Local representation of smooth functions and asymptotic analysis in harmonic analysis

2023 Fiscal Year Final Research Report

• Project/Area Number: 19K14563
• Research Category: Grant-in-Aid for Early-Career Scientists
• Allocation Type: Multi-year Fund
• Review Section: Basic Section 12010:Basic analysis-related
• Research Institution: Fukuoka Institute of Technology
• Principal Investigator: Nose Toshihiro 福岡工業大学, 工学部, 助教 (90637993)
• Project Period (FY): 2019-04-01 – 2024-03-31
• Keywords: 局所ゼータ関数 / 解析接続 / 漸近解析 / 無限階微分可能関数 / 平坦関数 / トーリック・ブローアップ

Outline of Final Research Achievements

I study local zeta functions, which are holomorphic functions on the right half-plane defined by using infinitely differentiable smooth functions.
(1) We define a quantity determined from a smooth function in two dimensions to express the size of the region to which the local zeta function associated with the smooth function can be meromorphically continued. Lower estimates of these quantities are investigated for model functions represented by the sum of a monomial and flat functions. (2) The optimality of the above estimates in some sense is obtained.

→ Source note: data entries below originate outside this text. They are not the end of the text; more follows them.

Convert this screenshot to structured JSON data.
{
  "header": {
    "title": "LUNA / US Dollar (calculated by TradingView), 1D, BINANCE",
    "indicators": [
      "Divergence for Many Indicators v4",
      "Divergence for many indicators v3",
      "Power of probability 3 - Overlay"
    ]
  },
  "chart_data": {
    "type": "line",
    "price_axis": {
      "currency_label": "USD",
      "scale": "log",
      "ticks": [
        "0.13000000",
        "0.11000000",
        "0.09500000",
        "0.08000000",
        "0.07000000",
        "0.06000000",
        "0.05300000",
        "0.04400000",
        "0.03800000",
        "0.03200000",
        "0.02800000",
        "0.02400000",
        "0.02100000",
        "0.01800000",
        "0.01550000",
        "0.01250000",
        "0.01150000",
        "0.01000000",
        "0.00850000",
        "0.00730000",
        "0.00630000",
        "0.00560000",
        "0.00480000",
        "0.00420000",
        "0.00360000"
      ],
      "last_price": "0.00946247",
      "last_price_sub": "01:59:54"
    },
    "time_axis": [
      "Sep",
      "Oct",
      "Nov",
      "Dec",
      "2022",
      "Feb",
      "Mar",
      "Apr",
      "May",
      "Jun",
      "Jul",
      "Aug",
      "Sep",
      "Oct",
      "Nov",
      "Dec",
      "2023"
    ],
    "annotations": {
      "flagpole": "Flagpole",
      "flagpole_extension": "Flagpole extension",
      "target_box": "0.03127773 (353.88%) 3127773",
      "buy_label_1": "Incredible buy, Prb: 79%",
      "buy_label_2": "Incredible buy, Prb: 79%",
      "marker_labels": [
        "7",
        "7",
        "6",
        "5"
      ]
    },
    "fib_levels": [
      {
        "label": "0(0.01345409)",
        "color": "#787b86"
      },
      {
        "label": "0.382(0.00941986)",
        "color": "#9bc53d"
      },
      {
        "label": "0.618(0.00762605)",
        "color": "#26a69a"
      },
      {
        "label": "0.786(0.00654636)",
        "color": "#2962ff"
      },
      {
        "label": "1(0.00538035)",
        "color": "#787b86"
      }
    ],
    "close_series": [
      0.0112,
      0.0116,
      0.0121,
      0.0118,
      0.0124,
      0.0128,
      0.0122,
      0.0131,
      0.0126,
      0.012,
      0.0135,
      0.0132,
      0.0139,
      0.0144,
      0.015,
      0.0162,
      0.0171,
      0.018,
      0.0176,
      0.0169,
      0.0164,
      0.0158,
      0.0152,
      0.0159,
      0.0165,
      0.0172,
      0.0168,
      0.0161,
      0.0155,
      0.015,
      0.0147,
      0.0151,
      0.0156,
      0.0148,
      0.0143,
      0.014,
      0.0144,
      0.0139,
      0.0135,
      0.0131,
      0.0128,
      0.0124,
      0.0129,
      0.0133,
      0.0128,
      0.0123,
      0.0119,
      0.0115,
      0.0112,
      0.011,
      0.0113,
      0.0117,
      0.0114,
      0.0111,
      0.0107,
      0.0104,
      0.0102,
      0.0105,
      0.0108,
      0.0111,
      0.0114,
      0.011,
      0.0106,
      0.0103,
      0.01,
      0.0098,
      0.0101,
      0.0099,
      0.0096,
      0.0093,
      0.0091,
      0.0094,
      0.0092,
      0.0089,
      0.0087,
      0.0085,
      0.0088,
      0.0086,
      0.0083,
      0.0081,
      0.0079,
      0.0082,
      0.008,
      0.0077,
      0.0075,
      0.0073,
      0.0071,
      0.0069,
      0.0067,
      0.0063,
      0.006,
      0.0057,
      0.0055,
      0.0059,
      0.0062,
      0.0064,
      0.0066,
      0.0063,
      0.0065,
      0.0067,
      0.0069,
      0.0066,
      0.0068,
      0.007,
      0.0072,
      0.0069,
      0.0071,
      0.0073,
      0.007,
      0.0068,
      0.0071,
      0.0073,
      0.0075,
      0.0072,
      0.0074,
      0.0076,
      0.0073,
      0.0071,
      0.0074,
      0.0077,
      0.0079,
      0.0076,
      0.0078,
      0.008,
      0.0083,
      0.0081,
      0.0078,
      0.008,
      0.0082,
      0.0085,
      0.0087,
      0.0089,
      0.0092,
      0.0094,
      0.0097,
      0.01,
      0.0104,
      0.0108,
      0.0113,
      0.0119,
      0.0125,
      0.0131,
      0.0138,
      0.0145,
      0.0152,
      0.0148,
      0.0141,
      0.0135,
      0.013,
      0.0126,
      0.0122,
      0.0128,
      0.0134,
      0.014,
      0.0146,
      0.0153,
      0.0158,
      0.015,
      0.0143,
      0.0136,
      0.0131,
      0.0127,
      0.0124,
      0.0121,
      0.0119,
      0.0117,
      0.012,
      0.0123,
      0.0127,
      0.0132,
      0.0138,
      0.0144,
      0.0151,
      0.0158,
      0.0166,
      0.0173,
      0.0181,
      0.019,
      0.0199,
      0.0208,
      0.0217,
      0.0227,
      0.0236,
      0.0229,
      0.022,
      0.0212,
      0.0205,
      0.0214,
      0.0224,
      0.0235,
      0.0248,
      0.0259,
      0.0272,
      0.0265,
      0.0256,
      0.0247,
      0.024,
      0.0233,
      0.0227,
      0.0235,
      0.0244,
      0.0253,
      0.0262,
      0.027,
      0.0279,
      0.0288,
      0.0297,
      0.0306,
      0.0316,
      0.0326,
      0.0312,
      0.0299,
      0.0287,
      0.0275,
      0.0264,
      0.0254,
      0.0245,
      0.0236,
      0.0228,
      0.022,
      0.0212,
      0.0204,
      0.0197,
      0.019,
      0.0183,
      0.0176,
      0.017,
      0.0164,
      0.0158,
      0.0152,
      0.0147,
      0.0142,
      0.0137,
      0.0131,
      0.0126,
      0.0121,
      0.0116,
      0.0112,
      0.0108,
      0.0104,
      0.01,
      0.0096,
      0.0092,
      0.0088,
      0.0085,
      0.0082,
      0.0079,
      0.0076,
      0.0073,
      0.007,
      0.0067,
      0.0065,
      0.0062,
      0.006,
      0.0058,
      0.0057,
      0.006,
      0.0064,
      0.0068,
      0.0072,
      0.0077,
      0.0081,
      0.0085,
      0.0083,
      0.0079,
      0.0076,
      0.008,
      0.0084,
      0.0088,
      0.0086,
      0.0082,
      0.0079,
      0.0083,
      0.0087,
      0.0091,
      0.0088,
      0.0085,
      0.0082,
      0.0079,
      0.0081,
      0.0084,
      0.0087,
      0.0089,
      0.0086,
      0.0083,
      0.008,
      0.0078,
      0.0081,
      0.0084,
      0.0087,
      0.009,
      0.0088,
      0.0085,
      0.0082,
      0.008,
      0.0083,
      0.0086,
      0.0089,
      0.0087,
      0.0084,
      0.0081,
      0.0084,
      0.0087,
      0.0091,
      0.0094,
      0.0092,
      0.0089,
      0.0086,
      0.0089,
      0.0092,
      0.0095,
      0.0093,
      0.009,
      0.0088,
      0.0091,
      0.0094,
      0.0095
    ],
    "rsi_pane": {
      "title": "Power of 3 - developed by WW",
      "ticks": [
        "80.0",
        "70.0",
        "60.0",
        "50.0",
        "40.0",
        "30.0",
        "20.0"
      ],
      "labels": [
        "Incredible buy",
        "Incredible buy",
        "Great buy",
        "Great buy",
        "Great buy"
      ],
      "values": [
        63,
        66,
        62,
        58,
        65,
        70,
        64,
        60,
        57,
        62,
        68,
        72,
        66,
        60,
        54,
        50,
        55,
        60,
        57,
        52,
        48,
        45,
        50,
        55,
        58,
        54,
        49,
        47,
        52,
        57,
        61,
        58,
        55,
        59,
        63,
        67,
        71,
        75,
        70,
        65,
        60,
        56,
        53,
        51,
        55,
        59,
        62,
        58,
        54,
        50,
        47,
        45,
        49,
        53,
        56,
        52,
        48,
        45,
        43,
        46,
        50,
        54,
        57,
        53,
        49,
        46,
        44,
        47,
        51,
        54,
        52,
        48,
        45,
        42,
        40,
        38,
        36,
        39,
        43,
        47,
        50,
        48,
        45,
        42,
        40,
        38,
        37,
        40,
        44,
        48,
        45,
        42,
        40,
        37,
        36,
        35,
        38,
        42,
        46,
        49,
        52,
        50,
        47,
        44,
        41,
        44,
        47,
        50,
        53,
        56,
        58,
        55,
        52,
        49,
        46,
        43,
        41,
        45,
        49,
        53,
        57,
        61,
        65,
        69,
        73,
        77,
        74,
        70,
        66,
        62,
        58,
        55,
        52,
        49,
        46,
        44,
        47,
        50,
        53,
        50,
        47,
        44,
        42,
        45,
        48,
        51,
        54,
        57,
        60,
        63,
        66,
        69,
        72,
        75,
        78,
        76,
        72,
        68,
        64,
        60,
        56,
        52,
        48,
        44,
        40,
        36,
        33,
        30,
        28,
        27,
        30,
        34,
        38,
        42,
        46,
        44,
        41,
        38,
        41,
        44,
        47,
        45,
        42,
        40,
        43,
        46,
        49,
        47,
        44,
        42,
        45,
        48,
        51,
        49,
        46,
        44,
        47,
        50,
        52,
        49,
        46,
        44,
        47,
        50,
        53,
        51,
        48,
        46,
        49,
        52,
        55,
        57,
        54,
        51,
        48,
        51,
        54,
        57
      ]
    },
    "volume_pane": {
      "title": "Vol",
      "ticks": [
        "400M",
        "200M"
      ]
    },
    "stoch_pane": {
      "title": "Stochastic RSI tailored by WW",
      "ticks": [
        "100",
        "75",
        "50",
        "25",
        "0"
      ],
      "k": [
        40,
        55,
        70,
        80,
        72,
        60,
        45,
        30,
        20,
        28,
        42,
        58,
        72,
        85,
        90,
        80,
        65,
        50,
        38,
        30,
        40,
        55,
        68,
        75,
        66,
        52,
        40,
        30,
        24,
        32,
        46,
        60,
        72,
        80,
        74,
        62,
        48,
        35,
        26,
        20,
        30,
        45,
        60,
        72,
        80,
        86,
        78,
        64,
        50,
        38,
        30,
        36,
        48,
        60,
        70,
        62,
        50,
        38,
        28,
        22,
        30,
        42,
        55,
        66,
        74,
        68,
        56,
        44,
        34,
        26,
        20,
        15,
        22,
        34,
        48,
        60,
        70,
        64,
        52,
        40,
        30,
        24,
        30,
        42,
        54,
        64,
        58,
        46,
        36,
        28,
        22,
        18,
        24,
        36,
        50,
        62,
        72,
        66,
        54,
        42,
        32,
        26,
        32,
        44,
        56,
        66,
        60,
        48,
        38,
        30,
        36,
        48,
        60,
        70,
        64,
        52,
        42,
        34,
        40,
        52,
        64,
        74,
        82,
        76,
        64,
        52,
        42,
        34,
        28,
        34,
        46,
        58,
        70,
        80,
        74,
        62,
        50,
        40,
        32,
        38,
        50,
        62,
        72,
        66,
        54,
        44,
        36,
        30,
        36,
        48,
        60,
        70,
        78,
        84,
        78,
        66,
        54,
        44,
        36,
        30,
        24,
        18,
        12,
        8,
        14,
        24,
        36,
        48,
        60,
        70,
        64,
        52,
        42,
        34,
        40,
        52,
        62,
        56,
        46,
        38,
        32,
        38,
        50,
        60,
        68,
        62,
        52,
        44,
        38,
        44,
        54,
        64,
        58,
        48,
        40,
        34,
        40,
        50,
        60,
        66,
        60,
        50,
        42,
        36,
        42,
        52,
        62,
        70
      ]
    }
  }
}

In particular, it is shown that in certain cases, the local zeta functions have both polar and non-polar singularities simultaneously. (3) It is resolved affirmatively whether the estimate obtained in (1) is optimal for all monomial exponents in the model functions.

Free Research Field

調和解析

Academic Significance and Societal Importance of the Research Achievements

本研究課題では無限階微分可能関数の局所表示に関する研究が主なテーマであったが、それに関連する形で無限階微分可能関数のモデル関数に対する局所ゼータ関数の解析接続可能領域や特異点での振る舞いについて詳細な結果を得た。調和解析の他の問題において、これらの結果およびその証明方法が無限階微分可能関数を取り扱う際の指針の一つとなることが期待される。